Los aplausos a las ocho de la noche son un breve símbolo del reconocimiento que se les debe
Ahora que hay tiempo para leer la Divina Comedia en versión original subtitulada, notas incluídas, falla el ánimo. Ahora que hay tiempo para practicar idiomas, cuesta encontrar temas de conversación. Ahora que hay tiempo para cambiar de trabajo, para iniciar un proyecto, nadie da trabajo, nadie espera ideas nuevas. A pesar de todo, en estas circunstancias, el tedio no hay que verlo como un castigo —como lo veía Eugedio d’Ors: «Ahora se hunde, completamente solitario y abandonado en el tedio. Se hunde Autor en el tedio, así como náufrago en el mar»— sino como el premio que reciben los afortunados. Y, como escribió Xavier de Maistre, en su memorable Viaje alrededor de mi habitación: «El placer que uno siente viajando por su habitación está libre de la envidia inquieta de los hombres; es independiente de la fortuna.»
Y pensando en alguien que mira por la ventana a ver qué pasa, en alguien que no quiere mirar la realidad a la cara, en alguien que reacciona lentamente y parece experto en todo, en alguien que da vueltas encerrado en su habitación… hete aquí que asoma por Youtube el presidente Puigdemont —«nuestro presidente legítimo», en algunos ambientes— para decir unas cuantas banalidades en medio de las cuales mete la baza de relacionar dos miedos, ante el problema sanitario y ante el problema económico subsiguiente, con un tercero: el miedo a perder libertades.
El de perder libertades, derechos y garantías es un miedo que ha de estar presente siempre en la sociedad: en la separación de poderes, y en un sistema de controles y contrapesos entre las instituciones; no es una paranoia que va y viene según nos convenga. Ya dijo Thomas Jefferson que el precio de la libertad es la vigilancia constante, pero esto vale para hoy, con virus, para mañana, sin tanto virus —Dios lo quiera—, y para el 6 de setiembre de 2017, por decir un día cualquiera.
El de perder libertades, derechos y garantías es un miedo que ha de estar presente siempre en la sociedad
A pesar de que, en este tiempo de tanta incertidumbre, no sepamos bien adónde vamos, sí sabemos de dónde venimos, puesto que el desasosiego aún no nos ha provocado amnesia. Y por eso conviene decir que, en esa alocución remota de un personaje cada vez más ficticio, hay un poco de mezquindad y un mucho de cálculo político de baja estofa, pensando ya en las próximas elecciones.

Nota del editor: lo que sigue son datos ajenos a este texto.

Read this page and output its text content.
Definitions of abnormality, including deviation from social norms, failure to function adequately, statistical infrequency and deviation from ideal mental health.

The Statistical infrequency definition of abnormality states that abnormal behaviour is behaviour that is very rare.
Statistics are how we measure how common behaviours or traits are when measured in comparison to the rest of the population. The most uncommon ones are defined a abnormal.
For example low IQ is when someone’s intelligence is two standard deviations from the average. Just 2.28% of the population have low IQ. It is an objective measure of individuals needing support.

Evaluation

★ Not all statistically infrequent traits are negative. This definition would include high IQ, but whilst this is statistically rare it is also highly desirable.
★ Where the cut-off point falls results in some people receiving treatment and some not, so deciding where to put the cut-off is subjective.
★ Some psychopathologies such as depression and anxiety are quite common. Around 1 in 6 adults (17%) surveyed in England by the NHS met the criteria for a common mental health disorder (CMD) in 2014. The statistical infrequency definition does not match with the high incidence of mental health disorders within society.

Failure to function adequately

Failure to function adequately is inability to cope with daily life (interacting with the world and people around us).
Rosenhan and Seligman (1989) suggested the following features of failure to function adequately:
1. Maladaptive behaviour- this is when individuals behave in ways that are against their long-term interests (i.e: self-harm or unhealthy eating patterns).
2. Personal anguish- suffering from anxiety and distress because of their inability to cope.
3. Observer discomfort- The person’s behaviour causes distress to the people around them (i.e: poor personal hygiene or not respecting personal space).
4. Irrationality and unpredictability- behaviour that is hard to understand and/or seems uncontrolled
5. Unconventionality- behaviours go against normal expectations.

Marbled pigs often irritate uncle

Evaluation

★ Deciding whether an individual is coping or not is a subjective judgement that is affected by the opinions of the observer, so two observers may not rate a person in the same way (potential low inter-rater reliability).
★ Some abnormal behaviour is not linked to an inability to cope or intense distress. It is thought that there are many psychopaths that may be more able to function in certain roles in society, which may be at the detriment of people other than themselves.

Miedos tenemos muchos, y justificados; no hace falta añadir miedos injustificados. Las unidades del ejército que realizan la desinfección de infraestructuras o instalan hospitales de campaña merecen el agradecimiento de los ciudadanos, sin distinción política; no que intenten asimilarlas a los regimientos del general Pavía poniendo fin a la I República española. Pero para mantener vivas las brasas del proceso hay que encender los ánimos de los seguidores, aunque para ello haya que desfigurar la realidad hasta hacerla irreconocible.
Como no se puede volver a la época en que se usaban oraciones condicionales —si fuéramos independientes, esto y lo otro funcionarían de maravilla—, el capítulo siguiente de la movilización procesista se basará, previsiblemente, en afirmar que el gobierno aprovechó la crisis sanitaria para puentear a la Generalitat, perjudicó alevosamente a los catalanes y usó el ejército para exhibir poderío; todo dicho con palabras gruesas y profusión de chistes malos. Por más tweets que le echen, esto no sale de rancio.